You lean up and press a kiss just beneath the scar, not dramatic, not performative. Just steady.
“I think it looks like you.”
For a second he doesn’t speak. Then his hands slide to your waist, grounding himself in the solid warmth of you.
“I was scared,” he admits quietly. “Before. That whoever I ended up with would see me as… complicated.”
You smile against his skin. “You are complicated.”
He snorts.
“But not in the way you mean. You’re layered. Brave. Stubborn as hell. You rebuilt yourself from the inside out. That’s not complicated.

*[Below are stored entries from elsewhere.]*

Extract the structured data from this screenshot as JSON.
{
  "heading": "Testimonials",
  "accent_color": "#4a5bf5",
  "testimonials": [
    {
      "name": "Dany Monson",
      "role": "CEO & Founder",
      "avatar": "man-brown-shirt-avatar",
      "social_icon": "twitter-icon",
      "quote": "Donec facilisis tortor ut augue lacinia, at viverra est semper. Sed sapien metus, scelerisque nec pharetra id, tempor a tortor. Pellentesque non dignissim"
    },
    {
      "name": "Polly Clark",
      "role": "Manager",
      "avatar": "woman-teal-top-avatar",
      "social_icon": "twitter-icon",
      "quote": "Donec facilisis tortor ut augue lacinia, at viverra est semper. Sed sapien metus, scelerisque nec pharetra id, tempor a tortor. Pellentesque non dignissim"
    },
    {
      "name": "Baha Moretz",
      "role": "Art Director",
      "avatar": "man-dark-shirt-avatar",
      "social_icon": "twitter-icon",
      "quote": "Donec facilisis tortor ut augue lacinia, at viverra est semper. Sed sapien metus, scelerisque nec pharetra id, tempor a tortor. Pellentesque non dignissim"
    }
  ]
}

That’s impressive.”
His grip tightens just a little, like he’s anchoring himself to the words.
“Does it bother you?” he asks, softer now. Honest.
You shake your head. “Nothing about you bothers me.”
He searches your face like he’s looking for cracks, for doubt. He doesn’t find any.
The tension drains from his shoulders slowly, like a held breath finally released.
“Good,” he murmurs, pressing his forehead to yours. “’Cause I’m not planning on going anywhere.”
“Good,” you echo.
Outside, the rain keeps falling. Inside, his hands are warm, steady at your hips. His chest rises and falls under your palm—real, solid, chosen.
And when he kisses you, it isn’t uncertain anymore.
It’s confident.
Like a man who fought for his body, his name, his life—and finally feels at home in all of it.